I am so alone. And confused. I don’t think I can do this anymore. I dream of disappearing. Woosh. Gone. I don’t think about where I would go or what I would do or what would happen to those I left behind. I just think about calm. Serenity.
Sometimes I think about death but I am too much of a coward.
I look at the mess around me, the choices I have made and the people I have hurt, and I am overwhelmed by it all. Sick from it. How can it ever get better? How can I ever make it right?
I stay in bed. I can’t move. I can’t even pretend anymore. I am no longer the perfect wife and mother. Not that I ever was but now I don’t even try. I am exposed. I am a fraud and everyone knows it.

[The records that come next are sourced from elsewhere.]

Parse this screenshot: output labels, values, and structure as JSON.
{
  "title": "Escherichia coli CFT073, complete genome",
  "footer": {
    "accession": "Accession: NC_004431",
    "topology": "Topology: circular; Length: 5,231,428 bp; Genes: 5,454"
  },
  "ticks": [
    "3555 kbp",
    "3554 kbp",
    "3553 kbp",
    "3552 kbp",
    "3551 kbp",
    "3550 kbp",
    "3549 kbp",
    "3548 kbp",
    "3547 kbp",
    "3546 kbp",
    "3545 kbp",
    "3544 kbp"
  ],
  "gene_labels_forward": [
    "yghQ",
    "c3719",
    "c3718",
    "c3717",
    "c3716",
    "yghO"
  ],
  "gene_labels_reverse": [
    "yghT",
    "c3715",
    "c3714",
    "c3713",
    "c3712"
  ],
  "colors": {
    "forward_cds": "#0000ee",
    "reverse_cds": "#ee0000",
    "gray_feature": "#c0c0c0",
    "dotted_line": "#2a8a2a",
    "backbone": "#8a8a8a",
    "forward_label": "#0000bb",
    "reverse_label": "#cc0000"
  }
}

The look on Joel’s face is too much to bear.
cinsel saglik says
Thanks for the article.. I have just recently found the vegan lifestyle and I love it. It seems like I just can’t take in enough information.
Heidiho says
Kristin – I think it is a true story. I read it for the same reason I eat candy – a guilty pleasure. Look, the only reason I feel self-righteous is because regardless of what mistakes I make or stupid things I do in life, I would NEVER put anything ahead of my kids. Or make excuses for not being the best parent I can be. Because you only get one shot at it. I actually think Lyla is being a real “princess” TBH but I don’t judge her for having an extra-marital relationship – let’s face it: many of us have felt the same way but perhaps not taken that step. She clearly doesn’t love herself very much, if at all so she’s looking for that ratification elsewhere. And I really believe she needs therapy but have to wonder if she is feeling like this because she got caught?
Kristin says
To other readers: just out of curiousity, do you assume this is a true story? And, why do you read it or what do you get out of reading it?

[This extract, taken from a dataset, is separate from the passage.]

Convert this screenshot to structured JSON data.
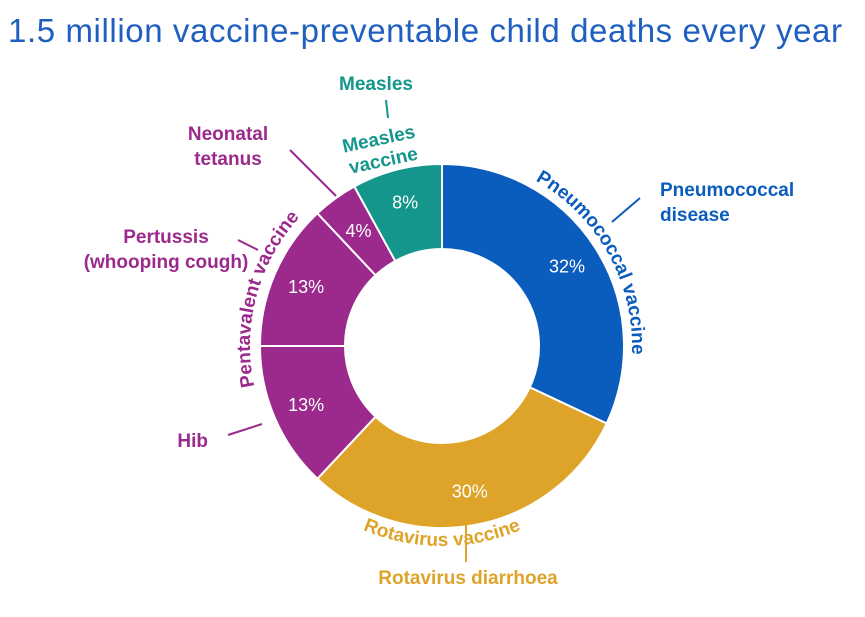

I don’t believe it is true, but to be honest, I come and read it because it makes me feel self-righteous.
However, it is true, and the writer is truly considering suicide, please reach out to someone.
Leslie says
You are so right!
Heidiho says
I’ve been following this for a while. I think it has been cathartic for Lyla to get this “out there” but quite honestly I have been slowly losing patience with her for some time. I don’t judge her for her affair with Jackson BUT I do judge her for not being the best mother she could be for her kids. Being detached is no excuse and now she is reaping the results of her actions. She only has herself to blame – there are plenty of wealthy women out there WHO do parent hands-on. Obviously she hasn’t been happy in her marriage for sometime and we should not crucify her for that. She needs to step up to the plate, get therapy and recognise her shortcomings. As we all must do at one time or another. It’s called being accountable and it’s the first step in her path to healing. This post sounds like she realises she’s finally been caught out , reality has crashed down around her and she’s finally realised how much she’s hurt everyone around her, including, most importantly, herself. It’s very sad that she doesn’t appear to have a sense of self and truth be told, she only has herself to blame.
Amy says
choosing life, makes you anything but a coward..

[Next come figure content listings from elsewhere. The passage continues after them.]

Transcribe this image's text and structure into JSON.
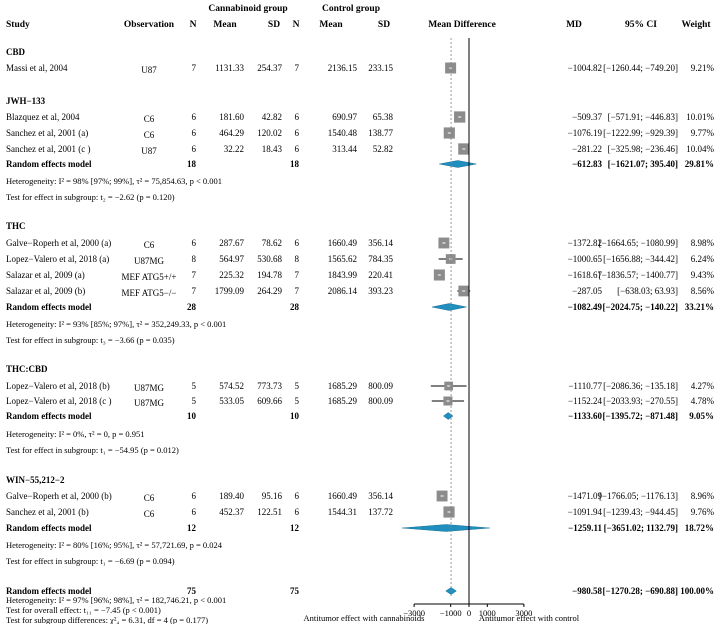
{
  "colors": {
    "box": "#8c8c8c",
    "diamond": "#1f8fc0",
    "line": "#000000"
  },
  "headers": {
    "study": "Study",
    "observation": "Observation",
    "group_treat": "Cannabinoid group",
    "group_ctrl": "Control group",
    "n": "N",
    "mean": "Mean",
    "sd": "SD",
    "mean_diff": "Mean Difference",
    "md": "MD",
    "ci": "95% CI",
    "weight": "Weight"
  },
  "axis": {
    "ticks": [
      -3000,
      -1000,
      0,
      1000,
      3000
    ],
    "tick_labels": [
      "−3000",
      "−1000",
      "0",
      "1000",
      "3000"
    ],
    "label_left": "Antitumor effect with cannabinoids",
    "label_right": "Antitumor effect with control"
  },
  "chart_data": {
    "type": "forest",
    "xlim": [
      -3000,
      3000
    ],
    "groups": [
      {
        "title": "CBD",
        "studies": [
          {
            "study": "Massi et al, 2004",
            "obs": "U87",
            "n1": "7",
            "m1": "1131.33",
            "sd1": "254.37",
            "n2": "7",
            "m2": "2136.15",
            "sd2": "233.15",
            "md": -1004.82,
            "lo": -1260.44,
            "hi": -749.2,
            "md_text": "−1004.82",
            "ci_text": "[−1260.44; −749.20]",
            "w": "9.21%"
          }
        ]
      },
      {
        "title": "JWH−133",
        "studies": [
          {
            "study": "Blazquez et al, 2004",
            "obs": "C6",
            "n1": "6",
            "m1": "181.60",
            "sd1": "42.82",
            "n2": "6",
            "m2": "690.97",
            "sd2": "65.38",
            "md": -509.37,
            "lo": -571.91,
            "hi": -446.83,
            "md_text": "−509.37",
            "ci_text": "[−571.91; −446.83]",
            "w": "10.01%"
          },
          {
            "study": "Sanchez et al, 2001 (a)",
            "obs": "C6",
            "n1": "6",
            "m1": "464.29",
            "sd1": "120.02",
            "n2": "6",
            "m2": "1540.48",
            "sd2": "138.77",
            "md": -1076.19,
            "lo": -1222.99,
            "hi": -929.39,
            "md_text": "−1076.19",
            "ci_text": "[−1222.99; −929.39]",
            "w": "9.77%"
          },
          {
            "study": "Sanchez et al, 2001 (c )",
            "obs": "U87",
            "n1": "6",
            "m1": "32.22",
            "sd1": "18.43",
            "n2": "6",
            "m2": "313.44",
            "sd2": "52.82",
            "md": -281.22,
            "lo": -325.98,
            "hi": -236.46,
            "md_text": "−281.22",
            "ci_text": "[−325.98; −236.46]",
            "w": "10.04%"
          }
        ],
        "pooled": {
          "label": "Random effects model",
          "n1": "18",
          "n2": "18",
          "md": -612.83,
          "lo": -1621.07,
          "hi": 395.4,
          "md_text": "−612.83",
          "ci_text": "[−1621.07;   395.40]",
          "w": "29.81%"
        },
        "het": "Heterogeneity: I² = 98% [97%; 99%], τ² = 75,854.63, p < 0.001",
        "test": "Test for effect in subgroup: t₂ = −2.62 (p = 0.120)"
      },
      {
        "title": "THC",
        "studies": [
          {
            "study": "Galve−Roperh et al, 2000 (a)",
            "obs": "C6",
            "n1": "6",
            "m1": "287.67",
            "sd1": "78.62",
            "n2": "6",
            "m2": "1660.49",
            "sd2": "356.14",
            "md": -1372.82,
            "lo": -1664.65,
            "hi": -1080.99,
            "md_text": "−1372.82",
            "ci_text": "[−1664.65; −1080.99]",
            "w": "8.98%"
          },
          {
            "study": "Lopez−Valero et al, 2018 (a)",
            "obs": "U87MG",
            "n1": "8",
            "m1": "564.97",
            "sd1": "530.68",
            "n2": "8",
            "m2": "1565.62",
            "sd2": "784.35",
            "md": -1000.65,
            "lo": -1656.88,
            "hi": -344.42,
            "md_text": "−1000.65",
            "ci_text": "[−1656.88; −344.42]",
            "w": "6.24%"
          },
          {
            "study": "Salazar et al, 2009 (a)",
            "obs": "MEF ATG5+/+",
            "n1": "7",
            "m1": "225.32",
            "sd1": "194.78",
            "n2": "7",
            "m2": "1843.99",
            "sd2": "220.41",
            "md": -1618.67,
            "lo": -1836.57,
            "hi": -1400.77,
            "md_text": "−1618.67",
            "ci_text": "[−1836.57; −1400.77]",
            "w": "9.43%"
          },
          {
            "study": "Salazar et al, 2009 (b)",
            "obs": "MEF ATG5−/−",
            "n1": "7",
            "m1": "1799.09",
            "sd1": "264.29",
            "n2": "7",
            "m2": "2086.14",
            "sd2": "393.23",
            "md": -287.05,
            "lo": -638.03,
            "hi": 63.93,
            "md_text": "−287.05",
            "ci_text": "[−638.03;   63.93]",
            "w": "8.56%"
          }
        ],
        "pooled": {
          "label": "Random effects model",
          "n1": "28",
          "n2": "28",
          "md": -1082.49,
          "lo": -2024.75,
          "hi": -140.22,
          "md_text": "−1082.49",
          "ci_text": "[−2024.75; −140.22]",
          "w": "33.21%"
        },
        "het": "Heterogeneity: I² = 93% [85%; 97%], τ² = 352,249.33, p < 0.001",
        "test": "Test for effect in subgroup: t₃ = −3.66 (p = 0.035)"
      },
      {
        "title": "THC:CBD",
        "studies": [
          {
            "study": "Lopez−Valero et al, 2018 (b)",
            "obs": "U87MG",
            "n1": "5",
            "m1": "574.52",
            "sd1": "773.73",
            "n2": "5",
            "m2": "1685.29",
            "sd2": "800.09",
            "md": -1110.77,
            "lo": -2086.36,
            "hi": -135.18,
            "md_text": "−1110.77",
            "ci_text": "[−2086.36; −135.18]",
            "w": "4.27%"
          },
          {
            "study": "Lopez−Valero et al, 2018 (c )",
            "obs": "U87MG",
            "n1": "5",
            "m1": "533.05",
            "sd1": "609.66",
            "n2": "5",
            "m2": "1685.29",
            "sd2": "800.09",
            "md": -1152.24,
            "lo": -2033.93,
            "hi": -270.55,
            "md_text": "−1152.24",
            "ci_text": "[−2033.93; −270.55]",
            "w": "4.78%"
          }
        ],
        "pooled": {
          "label": "Random effects model",
          "n1": "10",
          "n2": "10",
          "md": -1133.6,
          "lo": -1395.72,
          "hi": -871.48,
          "md_text": "−1133.60",
          "ci_text": "[−1395.72; −871.48]",
          "w": "9.05%"
        },
        "het": "Heterogeneity: I² = 0%, τ² = 0, p = 0.951",
        "test": "Test for effect in subgroup: t₁ = −54.95 (p = 0.012)"
      },
      {
        "title": "WIN−55,212−2",
        "studies": [
          {
            "study": "Galve−Roperh et al, 2000 (b)",
            "obs": "C6",
            "n1": "6",
            "m1": "189.40",
            "sd1": "95.16",
            "n2": "6",
            "m2": "1660.49",
            "sd2": "356.14",
            "md": -1471.09,
            "lo": -1766.05,
            "hi": -1176.13,
            "md_text": "−1471.09",
            "ci_text": "[−1766.05; −1176.13]",
            "w": "8.96%"
          },
          {
            "study": "Sanchez et al, 2001 (b)",
            "obs": "C6",
            "n1": "6",
            "m1": "452.37",
            "sd1": "122.51",
            "n2": "6",
            "m2": "1544.31",
            "sd2": "137.72",
            "md": -1091.94,
            "lo": -1239.43,
            "hi": -944.45,
            "md_text": "−1091.94",
            "ci_text": "[−1239.43; −944.45]",
            "w": "9.76%"
          }
        ],
        "pooled": {
          "label": "Random effects model",
          "n1": "12",
          "n2": "12",
          "md": -1259.11,
          "lo": -3651.02,
          "hi": 1132.79,
          "md_text": "−1259.11",
          "ci_text": "[−3651.02; 1132.79]",
          "w": "18.72%"
        },
        "het": "Heterogeneity: I² = 80% [16%; 95%], τ² = 57,721.69, p = 0.024",
        "test": "Test for effect in subgroup: t₁ = −6.69 (p = 0.094)"
      }
    ],
    "overall": {
      "label": "Random effects model",
      "n1": "75",
      "n2": "75",
      "md": -980.58,
      "lo": -1270.28,
      "hi": -690.88,
      "md_text": "−980.58",
      "ci_text": "[−1270.28; −690.88]",
      "w": "100.00%",
      "het": "Heterogeneity: I² = 97% [96%; 98%], τ² = 182,746.21, p < 0.001",
      "test_overall": "Test for overall effect: t₁₁ = −7.45 (p < 0.001)",
      "test_sub": "Test for subgroup differences: χ²₄ = 6.31, df = 4 (p = 0.177)"
    }
  }
}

It gets better, but depression hurts.. I know of what I speak..I always loved night time, couldnt wait.. night meant sleep, and not having thoughts, or having to think… sleep, sleep sleep…
Have to dig deep as you can, reach out to the one woman or man, the friend, the one no matter how much time has passed is always there for you.. and talk… talk…talk
then ask for help- and have that friend, help you find a way to take your next step
Signe says
Please find a therapist, if you can’t do it for yourself atleast do it for your kids.
Jessie525 says
I’m so sorry it’s all come to a horrible head. Are you in love with Jackson? Is he the one you want to be with? Or do you just need to get out of your marriage? Whatever your answers, i hope you find some peace on this side of the chasm. I’m sorry for the pain that accompanies growth and the hurt that you are all suffering.